Parallel aan het pakket maatregelen gericht op klanten, werkt het kabinet aan een plan van aanpak gericht op jongeren. Over de stand van zaken van dit plan wordt uw Kamer door middel van de voortgangsbrief over het programma Samen tegen mensenhandel geïnformeerd.

Vraag 6

Wat is uw reactie op het feit dat 84% aangeeft dat de opgelegde straffen in de Valkenburgse Zedenzaak die neerkwam op 1 dag cel in combinatie met een taakstraf, lager is dan verwacht? Bent u van mening dat het wetsvoorstel seksuele misdrijven hier een verandering in teweeg zal brengen? Bent u met mij van mening dat het expliciet opnemen dat de «klant» een van de kernoorzaken vormt van mensenhandel hier aan bijdrage aan zal leveren? Bent u bereid hierover in gesprek te treden met de Raad voor de Rechtspraak en hierbij de bovengenoemde enquête en het reeds aangekondigde onderzoek van het Centrum tegen Kinderhandel en Mensenhandel (CKM) naar de strafdossiers van deze klanten hierbij te betrekken?

Antwoord 6

Ik hecht sterk aan de scheiding der machten en acht het vanuit mijn functie als de Staatssecretaris van Justitie en Veiligheid niet passend over individuele uitspraken van de rechter een oordeel te geven. Ik zal daarom ook niet in gesprek treden met de Raad voor de Rechtspraak. Er geldt een ruime straftoemetingsvrijheid voor de rechter, zodat er steeds per individueel geval maatwerk geleverd kan worden en er een passende straf opgelegd kan worden.

Het is moeilijk te voorspellen wat het precieze effect gaat zijn van het wetsvoorstel seksuele misdrijven.

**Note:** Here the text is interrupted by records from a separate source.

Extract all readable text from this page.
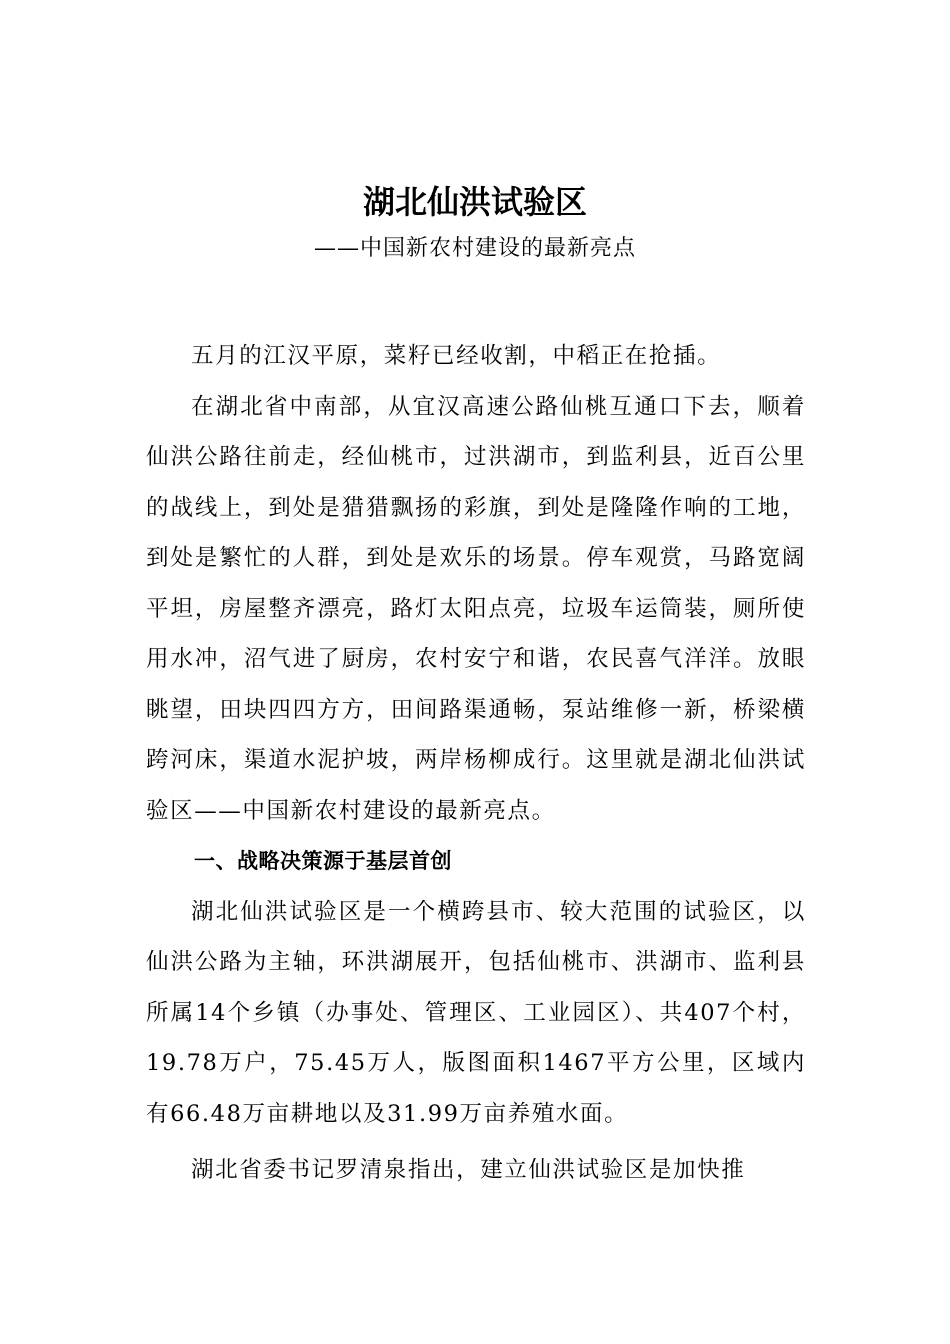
湖北仙洪试验区

——中国新农村建设的最新亮点

五月的江汉平原，菜籽已经收割，中稻正在抢插。

在湖北省中南部，从宜汉高速公路仙桃互通口下去，顺着仙洪公路往前走，经仙桃市，过洪湖市，到监利县，近百公里的战线上，到处是猎猎飘扬的彩旗，到处是隆隆作响的工地，到处是繁忙的人群，到处是欢乐的场景。停车观赏，马路宽阔平坦，房屋整齐漂亮，路灯太阳点亮，垃圾车运筒装，厕所使用水冲，沼气进了厨房，农村安宁和谐，农民喜气洋洋。放眼眺望，田块四四方方，田间路渠通畅，泵站维修一新，桥梁横跨河床，渠道水泥护坡，两岸杨柳成行。这里就是湖北仙洪试验区——中国新农村建设的最新亮点。

一、战略决策源于基层首创

湖北仙洪试验区是一个横跨县市、较大范围的试验区，以仙洪公路为主轴，环洪湖展开，包括仙桃市、洪湖市、监利县所属14个乡镇（办事处、管理区、工业园区）、共407个村，19.78万户，75.45万人，版图面积1467平方公里，区域内有66.48万亩耕地以及31.99万亩养殖水面。

湖北省委书记罗清泉指出，建立仙洪试验区是加快推
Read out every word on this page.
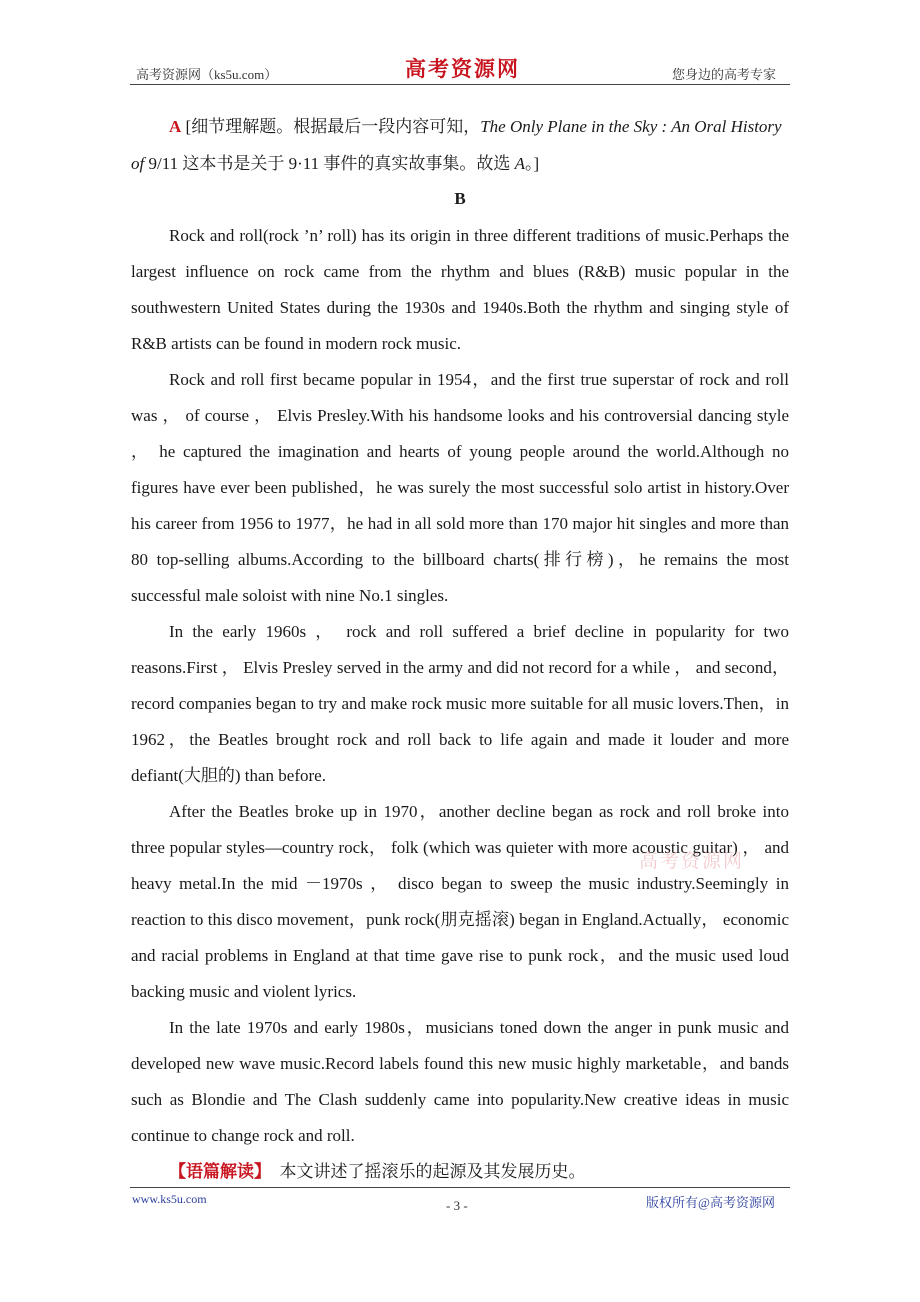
高考资源网（ks5u.com）	高考资源网	您身边的高考专家

A [细节理解题。根据最后一段内容可知，The Only Plane in the Sky : An Oral History of 9/11 这本书是关于 9·11 事件的真实故事集。故选 A。]

B

Rock and roll(rock ’n’ roll) has its origin in three different traditions of music.Perhaps the largest influence on rock came from the rhythm and blues (R&B) music popular in the southwestern United States during the 1930s and 1940s.Both the rhythm and singing style of R&B artists can be found in modern rock music.

Rock and roll first became popular in 1954，and the first true superstar of rock and roll was ， of course ， Elvis Presley.With his handsome looks and his controversial dancing style ， he captured the imagination and hearts of young people around the world.Although no figures have ever been published，he was surely the most successful solo artist in history.Over his career from 1956 to 1977，he had in all sold more than 170 major hit singles and more than 80 top-selling albums.According to the billboard charts(排行榜)，he remains the most successful male soloist with nine No.1 singles.

In the early 1960s ， rock and roll suffered a brief decline in popularity for two reasons.First ， Elvis Presley served in the army and did not record for a while ， and second，record companies began to try and make rock music more suitable for all music lovers.Then，in 1962，the Beatles brought rock and roll back to life again and made it louder and more defiant(大胆的) than before.

After the Beatles broke up in 1970，another decline began as rock and roll broke into three popular styles—country rock， folk (which was quieter with more acoustic guitar) ， and heavy metal.In the mid －1970s ， disco began to sweep the music industry.Seemingly in reaction to this disco movement，punk rock(朋克摇滚) began in England.Actually， economic and racial problems in England at that time gave rise to punk rock，and the music used loud backing music and violent lyrics.

In the late 1970s and early 1980s，musicians toned down the anger in punk music and developed new wave music.Record labels found this new music highly marketable，and bands such as Blondie and The Clash suddenly came into popularity.New creative ideas in music continue to change rock and roll.

【语篇解读】 本文讲述了摇滚乐的起源及其发展历史。

高考资源网
www.ks5u.com	- 3 -	版权所有@高考资源网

Uiteraard is het de inzet van het kabinet dat daarmee klant-daders beter aangepakt kunnen worden.


X Noot
1

Algemeen Dagblad, 21 oktober 2021, «Enquete: klant moet sekswerker vragen naar de leeftijd».

X Noot
2

Artikel 6b Verdrag van de Raad van Europa inzake bestrijding van mensenhandel, Warschau, 16-05-2005 betreft: het vergroten van het bewustzijn ten aanzien van de verantwoordelijkheid en de belangrijke rol van de media en het maatschappelijk middenveld bij het identificeren van de vraag als een van de kernoorzaken van mensenhandel.

X Noot
3

Kamerstuk 28 638, nr. 166.

X Noot
4

In de voortgangsbrief over het programma Samen tegen Mensenhandel, welke op korte termijn met uw Kamer wordt gedeeld, wordt het definitieve pakket gepresenteerd en nader toegelicht.